When it comes to finding the equation of a parabola that passes through certain points, we often rely on a system of equations. This is because a parabola's equation has three unknown coefficients —\(a\), \(b\), and \(c\)— in its general form, \(y = ax^2 + bx + c\). To find these coefficients, we need at least three unique points that the parabola passes through. Each point provides one equation in the system. For instance:

• Point \((0, 1)\) gives us the equation \(1 = c\).
• Point \((1, 0)\) gives \(0 = a + b + c\).
• Point \((2, -5)\) gives \(-5 = 4a + 2b + c\).

These equations together form a system that we can solve to find the values of \(a\), \(b\), and \(c\). The beauty of a system of equations is its ability to pinpoint exact values for these variables, given enough information.

The quadratic function is a very interesting and widely used mathematical concept. It represents a parabola in its graph form, and its standard equation is \(y = ax^2 + bx + c\). Here:

• The \(ax^2\) term determines the opening direction and the wideness of the parabola. If \(a\) is positive, the parabola opens upwards; if negative, it opens downwards.
• The \(bx\) term allows the parabola to shift left or right depending on its interaction with the \(a\) coefficient.
• The constant \(c\) shifts the parabola up or down, indicating the y-intercept of the parabola.

Understanding these components can help you graph the quadratic function effectively and anticipate how changes in \(a\), \(b\), or \(c\) affect the graph's shape and position.

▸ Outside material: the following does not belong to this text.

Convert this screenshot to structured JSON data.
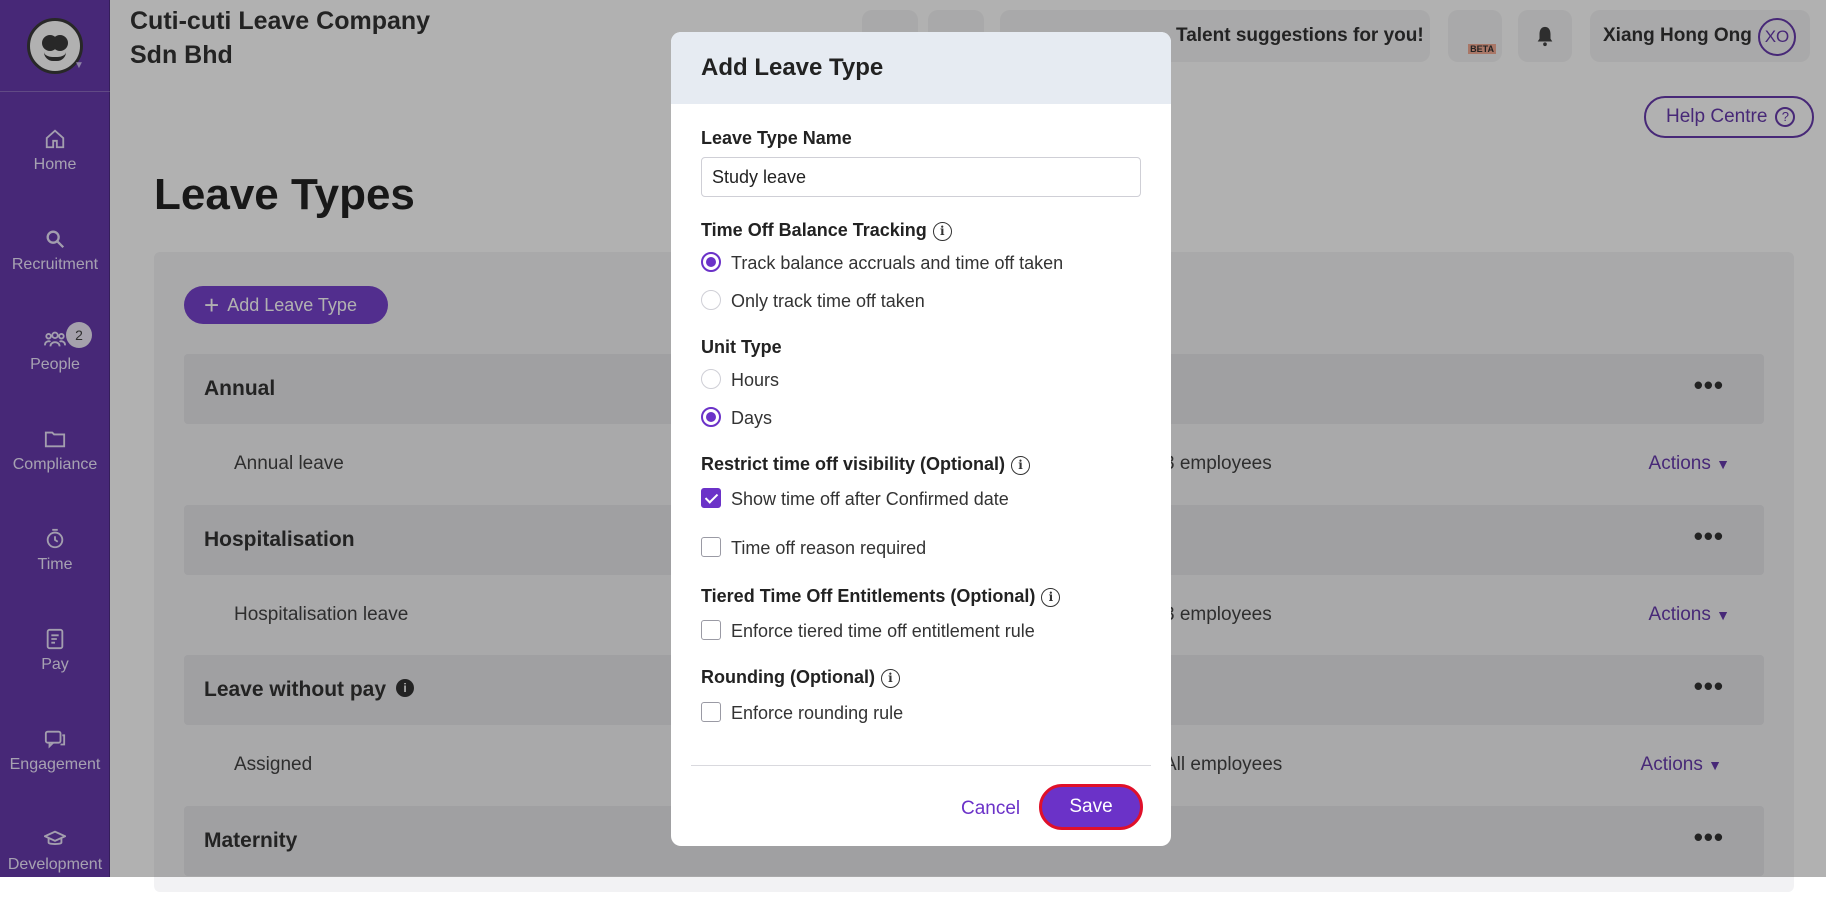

Solving equations, like those formed in our system to find a parabola's equation, is primarily about isolating variables to find their values. Let's see how we approach solving such a system:

• Start with substituting known values: From \(1 = c\), we know \(c = 1\).
• Replace \(c\) in the other equations, reducing the number of unknowns.
• Solve the resulting simpler equations: \(0 = a + b + 1\) simplifies using \(c = 1\) to \(a + b = -1\).
• Keep substituting and eliminating: Use \(b = -1 - a\) in \(4a + 2b = -6\) to arrive at a single variable equation.
• Finally, find each variable: Solving \(2a = -4\) yields \(a = -2\), and substituting back gives \(b = 1\).

Through these systematic steps, solving equations becomes manageable. This methodical approach ensures precision and helps verify correctness by checking if these values satisfy all the initial equations.